05/30/2026
As we are taking pictures in the first full week of July for the new parish directory, I also want to push you to register as a parishioner. Parish registration is a very weird thing, to be honest. It’s one of those things I feel my generation was never really taught to do. Some parishes make a very big deal about parish registration, like offering a reduced tuition rate at the parish school to parishioners, or requiring couples getting married to be registered for one year before they can get married at that church. It can be frustrating as a young Catholic not knowing these things until you end up in need of something that is apparently reserved to registered parishioners. Maybe you were considered a parishioner as a child of your parents, but at some mysterious point you “aged out” of it, and now you need to be your own parishioner household.
As far as canon law goes, parish registration is more or less fake. A parish is normatively a geographic boundary, you are a parishioner simply by living within the territory of that parish, just as you would be a resident of Colorado County.
As you know from experience, the borders between parishes are obviously pretty permeable; there are lots of “Roaming Catholics” out there, attending whichever church suits their particular needs at the time. I was certainly one of those before I was ordained, but I don’t have much of a choice but to attend Mass at my parish now.
So why do I want you to register as a parishioner? I am not at all making a good case. We don’t have a parishioner rate for school tuition, we don’t require you to be registered to receive the sacraments, the only thing I do stick to registration for is purchasing cemetery plots, which is not often an immediate concern for most unregistered parishioners. The thing is, parish registration is more of a benefit for the parish than it is immediately for you. The parish is a local community, and we don’t really know you if you aren’t registered.

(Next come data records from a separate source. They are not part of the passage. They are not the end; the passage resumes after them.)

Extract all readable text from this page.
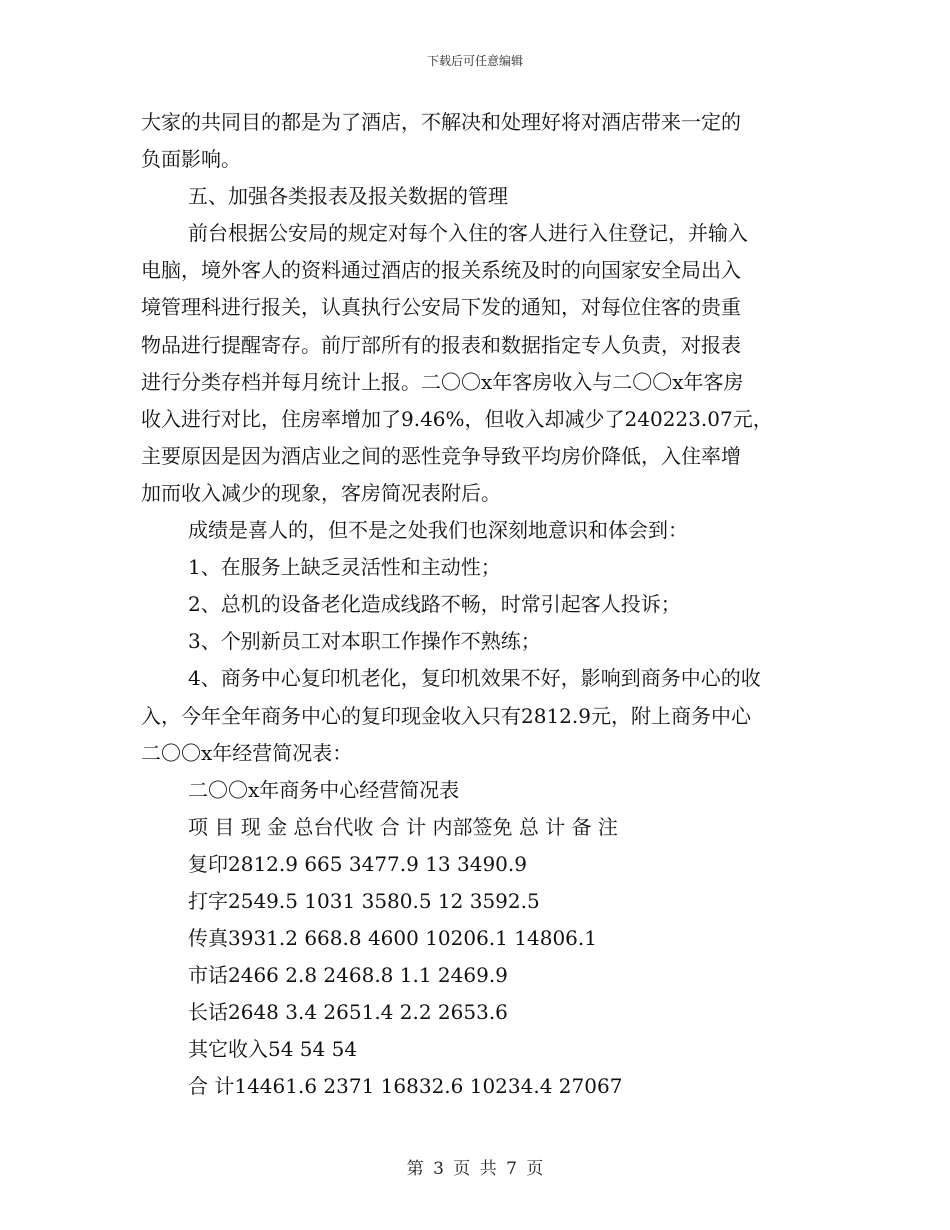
下载后可任意编辑

大家的共同目的都是为了酒店，不解决和处理好将对酒店带来一定的

负面影响。

五、加强各类报表及报关数据的管理

前台根据公安局的规定对每个入住的客人进行入住登记，并输入

电脑，境外客人的资料通过酒店的报关系统及时的向国家安全局出入

境管理科进行报关，认真执行公安局下发的通知，对每位住客的贵重

物品进行提醒寄存。前厅部所有的报表和数据指定专人负责，对报表

进行分类存档并每月统计上报。二〇〇x年客房收入与二〇〇x年客房

收入进行对比，住房率增加了9.46%，但收入却减少了240223.07元，

主要原因是因为酒店业之间的恶性竞争导致平均房价降低，入住率增

加而收入减少的现象，客房简况表附后。

成绩是喜人的，但不是之处我们也深刻地意识和体会到：

1、在服务上缺乏灵活性和主动性；

2、总机的设备老化造成线路不畅，时常引起客人投诉；

3、个别新员工对本职工作操作不熟练；

4、商务中心复印机老化，复印机效果不好，影响到商务中心的收

入，今年全年商务中心的复印现金收入只有2812.9元，附上商务中心

二〇〇x年经营简况表：

二〇〇x年商务中心经营简况表

项 目 现 金 总台代收 合 计 内部签免 总 计 备 注

复印2812.9 665 3477.9 13 3490.9

打字2549.5 1031 3580.5 12 3592.5

传真3931.2 668.8 4600 10206.1 14806.1

市话2466 2.8 2468.8 1.1 2469.9

长话2648 3.4 2651.4 2.2 2653.6

其它收入54 54 54

合 计14461.6 2371 16832.6 10234.4 27067

第 3 页 共 7 页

I hate saying this for how corny it is, but the parish may be likened to a social media platform. That’s an image immediately accessible to people of my generation and younger. The parish is meant to be a locus of community, and there are in fact a lot of good things we can do if we have a thriving base of registered parishioners. The biggest frustration in your typical Catholic parish is that there are the same few people who work all the fundraisers, assist all the liturgies, attend any special events, but also so many outsiders who have no idea how to get involved, where to break in. Unless you are an extremely “Type-A” personality, you likely won’t break into that first group. The people who do everything want more people involved, and the people who aren’t involved want to get more involved, but those wires aren’t lining up. Part of my job as pastor is to line those up, and the start of it is in getting you registered as a parishioner.

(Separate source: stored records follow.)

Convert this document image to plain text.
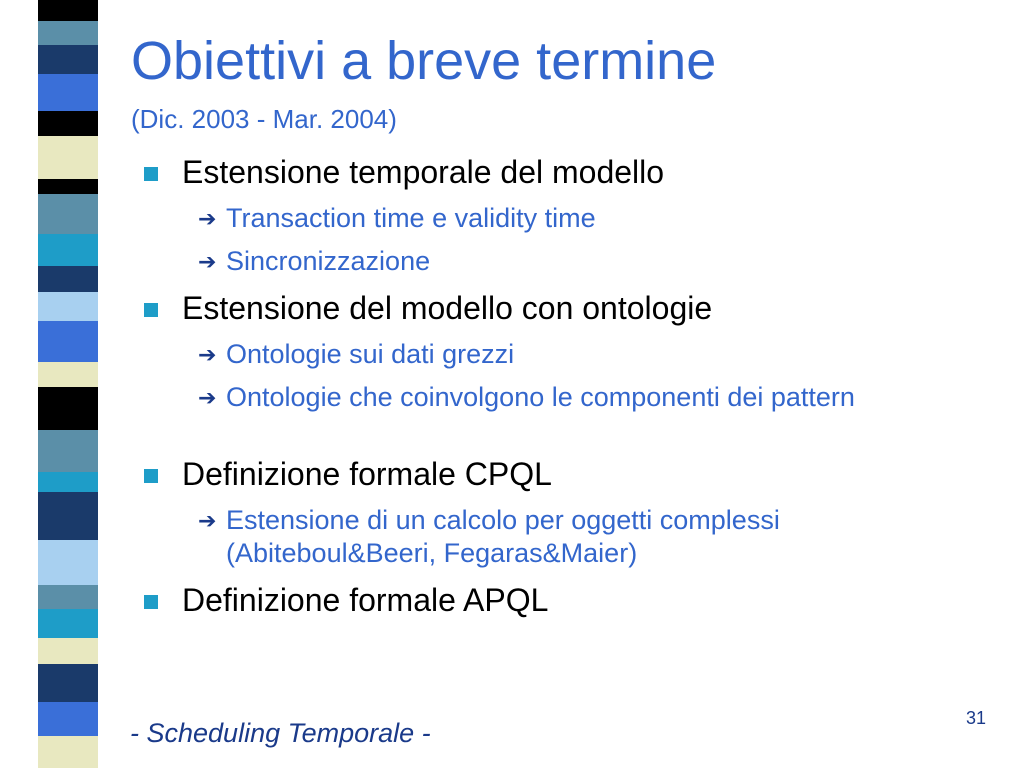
Obiettivi a breve termine
(Dic. 2003 - Mar. 2004)
Estensione temporale del modello
➔ Transaction time e validity time
➔ Sincronizzazione
Estensione del modello con ontologie
➔ Ontologie sui dati grezzi
➔ Ontologie che coinvolgono le componenti dei pattern
Definizione formale CPQL
➔ Estensione di un calcolo per oggetti complessi (Abiteboul&Beeri, Fegaras&Maier)
Definizione formale APQL
- Scheduling Temporale -	31
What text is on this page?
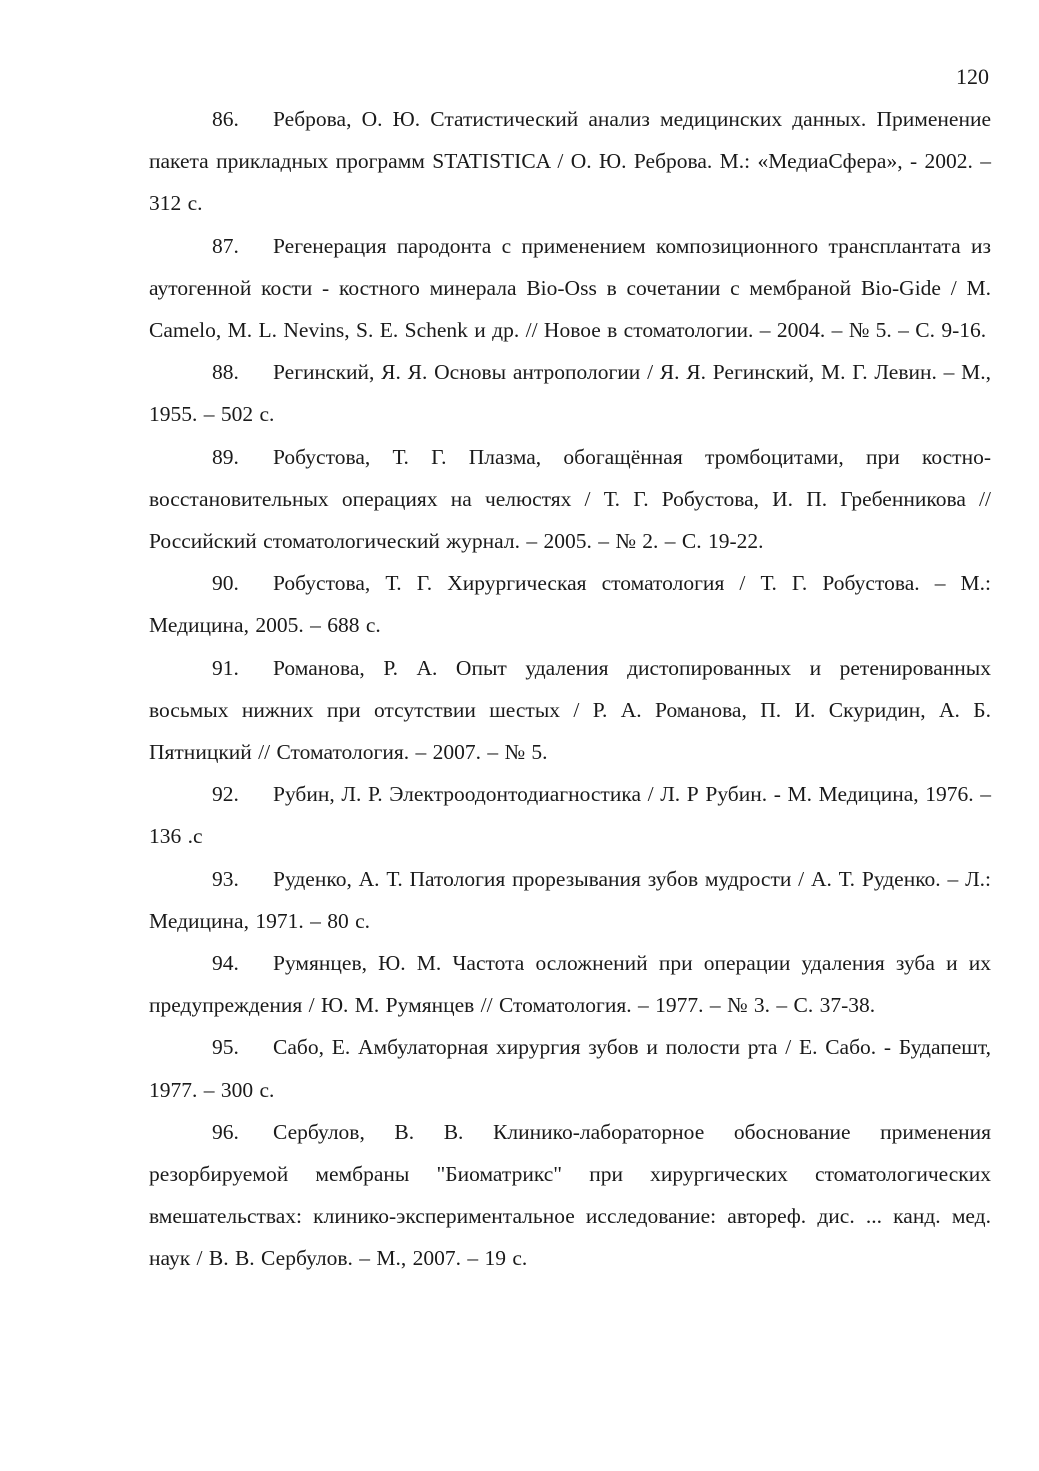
120

86. Реброва, О. Ю. Статистический анализ медицинских данных. Применение пакета прикладных программ STATISTICA / О. Ю. Реброва. М.: «МедиаСфера», - 2002. – 312 с.

87. Регенерация пародонта с применением композиционного трансплантата из аутогенной кости - костного минерала Bio-Oss в сочетании с мембраной Bio-Gide / M. Camelo, M. L. Nevins, S. E. Schenk и др. // Новое в стоматологии. – 2004. – № 5. – С. 9-16.

88. Регинский, Я. Я. Основы антропологии / Я. Я. Регинский, М. Г. Левин. – М., 1955. – 502 с.

89. Робустова, Т. Г. Плазма, обогащённая тромбоцитами, при костно-восстановительных операциях на челюстях / Т. Г. Робустова, И. П. Гребенникова // Российский стоматологический журнал. – 2005. – № 2. – С. 19-22.

90. Робустова, Т. Г. Хирургическая стоматология / Т. Г. Робустова. – М.: Медицина, 2005. – 688 с.

91. Романова, Р. А. Опыт удаления дистопированных и ретенированных восьмых нижних при отсутствии шестых / Р. А. Романова, П. И. Скуридин, А. Б. Пятницкий // Стоматология. – 2007. – № 5.

92. Рубин, Л. Р. Электроодонтодиагностика / Л. Р Рубин. - М. Медицина, 1976. – 136 .с

93. Руденко, А. Т. Патология прорезывания зубов мудрости / А. Т. Руденко. – Л.: Медицина, 1971. – 80 с.

94. Румянцев, Ю. М. Частота осложнений при операции удаления зуба и их предупреждения / Ю. М. Румянцев // Стоматология. – 1977. – № 3. – С. 37-38.

95. Сабо, Е. Амбулаторная хирургия зубов и полости рта / Е. Сабо. - Будапешт, 1977. – 300 с.

96. Сербулов, В. В. Клинико-лабораторное обоснование применения резорбируемой мембраны "Биоматрикс" при хирургических стоматологических вмешательствах: клинико-экспериментальное исследование: автореф. дис. ... канд. мед. наук / В. В. Сербулов. – М., 2007. – 19 с.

If you register as a parishioner, we will know who you are, we will be able to minister to you better, we will be able to involve you more fully in the life of the parish, and the parish will thrive. Also, I have helped about a half dozen parishioners with immigration issues in my time as a priest, and I know that the US government also likes to see that immigrants seeking naturalization have some paperwork attaching them to the local community.

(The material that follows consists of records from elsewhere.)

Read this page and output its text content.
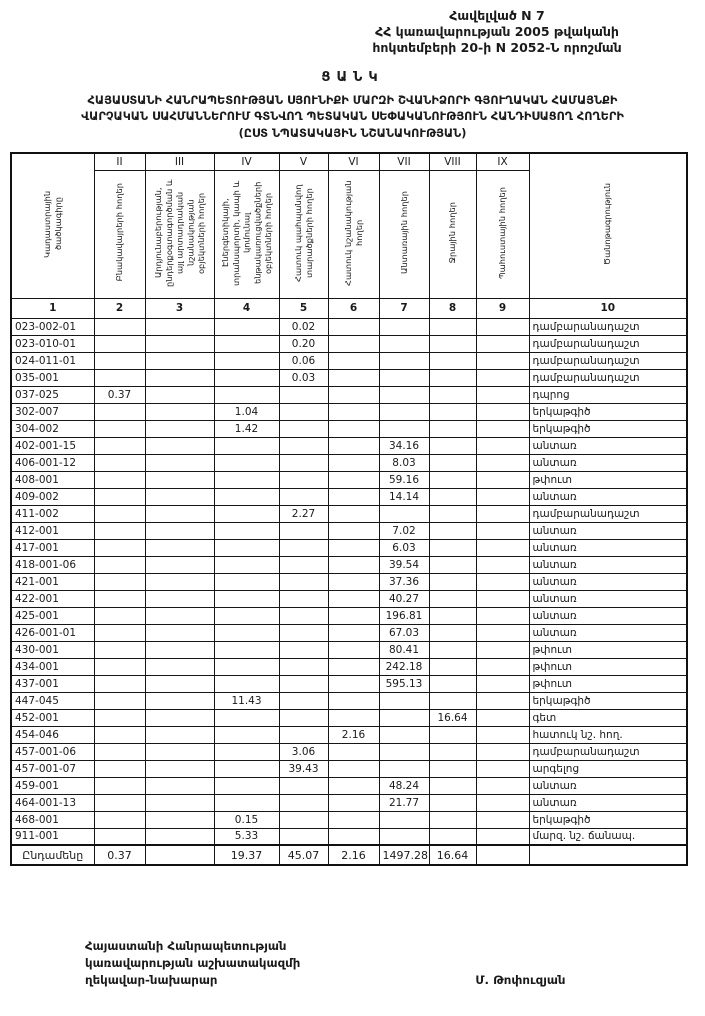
Հավելված N 7
ՀՀ կառավարության 2005 թվականի
հոկտեմբերի 20-ի N 2052-Ն որոշման
ՑԱՆԿ
ՀԱՅԱՍՏԱՆԻ ՀԱՆՐԱՊԵՏՈՒԹՅԱՆ ՍՅՈՒՆԻՔԻ ՄԱՐԶԻ ՇՎԱՆԻՁՈՐԻ ԳՅՈՒՂԱԿԱՆ ՀԱՄԱՅՆՔԻ
ՎԱՐՉԱԿԱՆ ՍԱՀՄԱՆՆԵՐՈՒՄ ԳՏՆՎՈՂ ՊԵՏԱԿԱՆ ՍԵՓԱԿԱՆՈՒԹՅՈՒՆ ՀԱՆԴԻՍԱՑՈՂ ՀՈՂԵՐԻ
(ԸՍՏ ՆՊԱՏԱԿԱՅԻՆ ՆՇԱՆԱԿՈՒԹՅԱՆ)
Կադաստրային ծածկագիրը	II	III	IV	V	VI	VII	VIII	IX	Ծանոթագրություն
	Բնակավայրերի հողեր	Արդյունաբերության, ընդերքօգտագործման և այլ արտադրական նշանակության օբյեկտների հողեր	Էներգետիկայի, տրանսպորտի, կապի և կոմունալ ենթակառուցվածքների օբյեկտների հողեր	Հատուկ պահպանվող տարածքների հողեր	Հատուկ նշանակության հողեր	Անտառային հողեր	Ջրային հողեր	Պահուստային հողեր	
1	2	3	4	5	6	7	8	9	10
023-002-01				0.02					դամբարանադաշտ
023-010-01				0.20					դամբարանադաշտ
024-011-01				0.06					դամբարանադաշտ
035-001				0.03					դամբարանադաշտ
037-025	0.37								դպրոց
302-007			1.04						երկաթգիծ
304-002			1.42						երկաթգիծ
402-001-15						34.16			անտառ
406-001-12						8.03			անտառ
408-001						59.16			թփուտ
409-002						14.14			անտառ
411-002				2.27					դամբարանադաշտ
412-001						7.02			անտառ
417-001						6.03			անտառ
418-001-06						39.54			անտառ
421-001						37.36			անտառ
422-001						40.27			անտառ
425-001						196.81			անտառ
426-001-01						67.03			անտառ
430-001						80.41			թփուտ
434-001						242.18			թփուտ
437-001						595.13			թփուտ
447-045			11.43						երկաթգիծ
452-001							16.64		գետ
454-046					2.16				հատուկ նշ. հող.
457-001-06				3.06					դամբարանադաշտ
457-001-07				39.43					արգելոց
459-001						48.24			անտառ
464-001-13						21.77			անտառ
468-001			0.15						երկաթգիծ
911-001			5.33						մարզ. նշ. ճանապ.
Ընդամենը	0.37		19.37	45.07	2.16	1497.28	16.64		
Հայաստանի Հանրապետության
կառավարության աշխատակազմի
ղեկավար-նախարար	Մ. Թոփուզյան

The Church, on every level, is a community, and a community needs people to thrive. Registration formalizes your membership in this parish community, and it allows us to better minister to you and involve you in the life of the community. The social media comparison is apt, because a social media platform cannot survive if it is solely composed of “lurkers.” It needs active participants to thrive. And unlike social media platforms, we won’t sell your data to advertisers, and our goal is to make your life better, not worse!